Tribunal Administratif de Montreuil — Décision N° TA93-2110435

lundi 3 avril 2023

JuridictionTribunal Administratif de Montreuil
SectionTribunal Administratif de Montreuil
N° DossierTA93-2110435
TypeDécision
RecoursExcès de pouvoir
PublicationC
Formation5ème chambre
Avocat requérantMORDANT FILIOR SERRE

Texte intégral

Vu la procédure suivante :

Par une requête, enregistrée le 29 juillet 2021, la société à responsabilité limitée (SARL) Danton Exotic, représentée par Me Odin, demande au tribunal :

1°) d'annuler l'arrêté du 2 juin 2021 par lequel le préfet de la Seine-Saint-Denis a prononcé sa fermeture administrative pour une durée de 50 jours ;

2°) de mettre à la charge de l'Etat la somme de 2 000 euros au titre de l'article L. 761-1 du code de justice administrative.

Elle soutient que :

- l'arrêté attaqué est entaché de défaut de motivation ;

- il a été pris en méconnaissance de l'article L. 8272-2 du code du travail puisque la sanction a été prononcée de manière prématurée dans la mesure où aucune infraction pénale n'était caractérisée, elle n'avait jusqu'alors jamais commis d'infractions lors du recrutement de ses salariés ni manqué à ses obligations déclaratives, les faits reprochés concernent une petite proportion de salariés, la circonstance que lors du contrôle, deux des salariés n'avaient pas fait l'objet d'une déclaration préalable à l'embauche résulte du fait qu'ils n'avaient été recrutés que le matin du contrôle, si un troisième salarié ne détenait pas d'autorisation de travail elle a pu croire, de bonne foi, que sa situation était régulière ; sa fermeture temporaire porte une atteinte considérable à sa situation.

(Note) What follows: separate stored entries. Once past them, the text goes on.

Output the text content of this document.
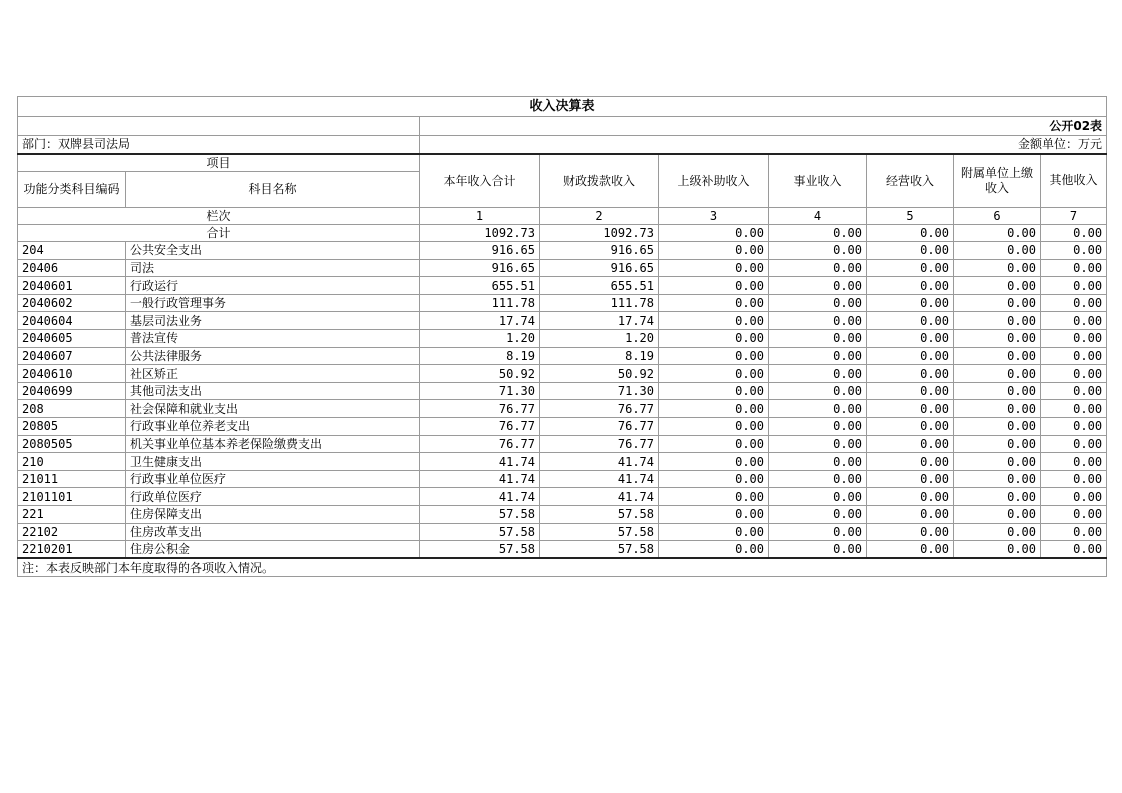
收入决算表								
		公开02表						
部门：双牌县司法局		金额单位：万元						
项目		本年收入合计	财政拨款收入	上级补助收入	事业收入	经营收入	附属单位上缴收入	其他收入
功能分类科目编码	科目名称							
栏次		1	2	3	4	5	6	7
合计		1092.73	1092.73	0.00	0.00	0.00	0.00	0.00
204	公共安全支出	916.65	916.65	0.00	0.00	0.00	0.00	0.00
20406	司法	916.65	916.65	0.00	0.00	0.00	0.00	0.00
2040601	行政运行	655.51	655.51	0.00	0.00	0.00	0.00	0.00
2040602	一般行政管理事务	111.78	111.78	0.00	0.00	0.00	0.00	0.00
2040604	基层司法业务	17.74	17.74	0.00	0.00	0.00	0.00	0.00
2040605	普法宣传	1.20	1.20	0.00	0.00	0.00	0.00	0.00
2040607	公共法律服务	8.19	8.19	0.00	0.00	0.00	0.00	0.00
2040610	社区矫正	50.92	50.92	0.00	0.00	0.00	0.00	0.00
2040699	其他司法支出	71.30	71.30	0.00	0.00	0.00	0.00	0.00
208	社会保障和就业支出	76.77	76.77	0.00	0.00	0.00	0.00	0.00
20805	行政事业单位养老支出	76.77	76.77	0.00	0.00	0.00	0.00	0.00
2080505	机关事业单位基本养老保险缴费支出	76.77	76.77	0.00	0.00	0.00	0.00	0.00
210	卫生健康支出	41.74	41.74	0.00	0.00	0.00	0.00	0.00
21011	行政事业单位医疗	41.74	41.74	0.00	0.00	0.00	0.00	0.00
2101101	行政单位医疗	41.74	41.74	0.00	0.00	0.00	0.00	0.00
221	住房保障支出	57.58	57.58	0.00	0.00	0.00	0.00	0.00
22102	住房改革支出	57.58	57.58	0.00	0.00	0.00	0.00	0.00
2210201	住房公积金	57.58	57.58	0.00	0.00	0.00	0.00	0.00
注：本表反映部门本年度取得的各项收入情况。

Par un mémoire en défense, enregistré le 10 novembre 2022, le préfet de la Seine-Saint-Denis conclut au rejet de la requête.

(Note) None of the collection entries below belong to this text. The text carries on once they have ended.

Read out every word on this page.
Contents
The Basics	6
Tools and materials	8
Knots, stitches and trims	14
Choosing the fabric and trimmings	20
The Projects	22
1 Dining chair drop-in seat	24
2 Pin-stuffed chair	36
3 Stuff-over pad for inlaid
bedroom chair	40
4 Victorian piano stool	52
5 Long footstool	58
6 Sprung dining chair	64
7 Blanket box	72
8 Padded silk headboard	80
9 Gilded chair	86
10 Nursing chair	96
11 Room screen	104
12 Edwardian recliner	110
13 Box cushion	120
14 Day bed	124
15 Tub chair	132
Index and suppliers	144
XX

Il fait valoir que les moyens de la requête ne sont pas fondés.

Vu les autres pièces du dossier ;

Vu :

- le code de l'entrée et du séjour des étrangers et du droit d'asile ;

- le code du travail ;

- le code de justice administrative.

Les parties ont été régulièrement averties du jour de l'audience.

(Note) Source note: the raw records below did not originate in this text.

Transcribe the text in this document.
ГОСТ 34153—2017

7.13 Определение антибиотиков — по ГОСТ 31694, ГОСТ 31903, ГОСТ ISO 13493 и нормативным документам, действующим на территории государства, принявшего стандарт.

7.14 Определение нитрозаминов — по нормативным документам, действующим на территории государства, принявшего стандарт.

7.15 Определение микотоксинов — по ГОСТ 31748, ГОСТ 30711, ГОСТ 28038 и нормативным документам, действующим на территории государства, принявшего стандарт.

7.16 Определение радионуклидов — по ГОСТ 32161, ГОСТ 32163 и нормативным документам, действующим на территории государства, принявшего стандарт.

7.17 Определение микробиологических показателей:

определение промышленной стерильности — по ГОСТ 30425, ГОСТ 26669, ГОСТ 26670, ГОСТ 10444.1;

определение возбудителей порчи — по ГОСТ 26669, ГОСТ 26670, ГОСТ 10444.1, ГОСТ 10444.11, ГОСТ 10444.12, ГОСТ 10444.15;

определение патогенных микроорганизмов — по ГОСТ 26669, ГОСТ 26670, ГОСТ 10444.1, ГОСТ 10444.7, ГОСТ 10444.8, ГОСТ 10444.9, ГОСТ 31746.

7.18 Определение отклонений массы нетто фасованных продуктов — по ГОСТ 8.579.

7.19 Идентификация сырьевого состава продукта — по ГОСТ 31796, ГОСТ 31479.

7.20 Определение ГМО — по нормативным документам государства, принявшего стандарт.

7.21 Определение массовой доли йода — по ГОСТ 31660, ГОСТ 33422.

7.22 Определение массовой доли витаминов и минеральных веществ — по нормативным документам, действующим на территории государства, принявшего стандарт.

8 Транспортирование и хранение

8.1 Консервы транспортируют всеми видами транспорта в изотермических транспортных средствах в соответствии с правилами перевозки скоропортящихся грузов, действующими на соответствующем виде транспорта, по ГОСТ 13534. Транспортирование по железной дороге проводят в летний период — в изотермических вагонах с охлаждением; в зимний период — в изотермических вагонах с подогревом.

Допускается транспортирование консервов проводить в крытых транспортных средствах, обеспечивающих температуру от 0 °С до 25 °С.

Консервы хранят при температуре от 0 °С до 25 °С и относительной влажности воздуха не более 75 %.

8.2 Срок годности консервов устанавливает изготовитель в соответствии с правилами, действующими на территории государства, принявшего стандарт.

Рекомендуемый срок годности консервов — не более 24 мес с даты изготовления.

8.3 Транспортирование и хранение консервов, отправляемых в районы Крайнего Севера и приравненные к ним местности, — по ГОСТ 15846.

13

Ont été entendus au cours de l'audience publique :

- le rapport de Mme Parent, rapporteure ;

- les conclusions de Mme Cayla, rapporteure publique ;

- les observations de Me Odin, pour la société Danton Exotic.

Considérant ce qui suit :

1. Le 2 février 2021, les services de police ont procédé au contrôle de la société Danton Exotic, qui a une activité de commerce alimentaire de gros. Ils ont constaté la présence en action de travail de deux salariés qui n'avaient pas été déclarés auprès des organismes de protection sociale et un troisième qui était dépourvu de titre l'autorisant à travailler en France. Par un arrêté du 2 juin 2021, dont la société requérante demande l'annulation, le préfet de la Seine-Saint-Denis a prononcé sa fermeture administrative pour une durée de cinquante jours. Par un arrêté modificatif du 19 août 2021, le préfet de la Seine-Saint-Denis a ramené la durée de la fermeture administrative à quarante jours.

Sur le non-lieu partiel :

2. Dès lors que par son arrêté modificatif du 19 août 2021 dont il résulte de l'instruction qu'il a acquis un caractère définitif, le préfet a ramené la durée de la fermeture temporaire administrative de la société Danton Exotic de cinquante à quarante jours, les conclusions à fin d'annulation formulées par cette dernière contre l'arrêté du 2 juin 2021 sont dépourvues d'objet en tant qu'elles portent sur un quantum de sanction excédant quarante jours. Il s'ensuit qu'il n'y a pas lieu de statuer sur les conclusions à fin d'annulation de la requête en tant qu'elles portent sur un quantum de sanction excédant quarante jours.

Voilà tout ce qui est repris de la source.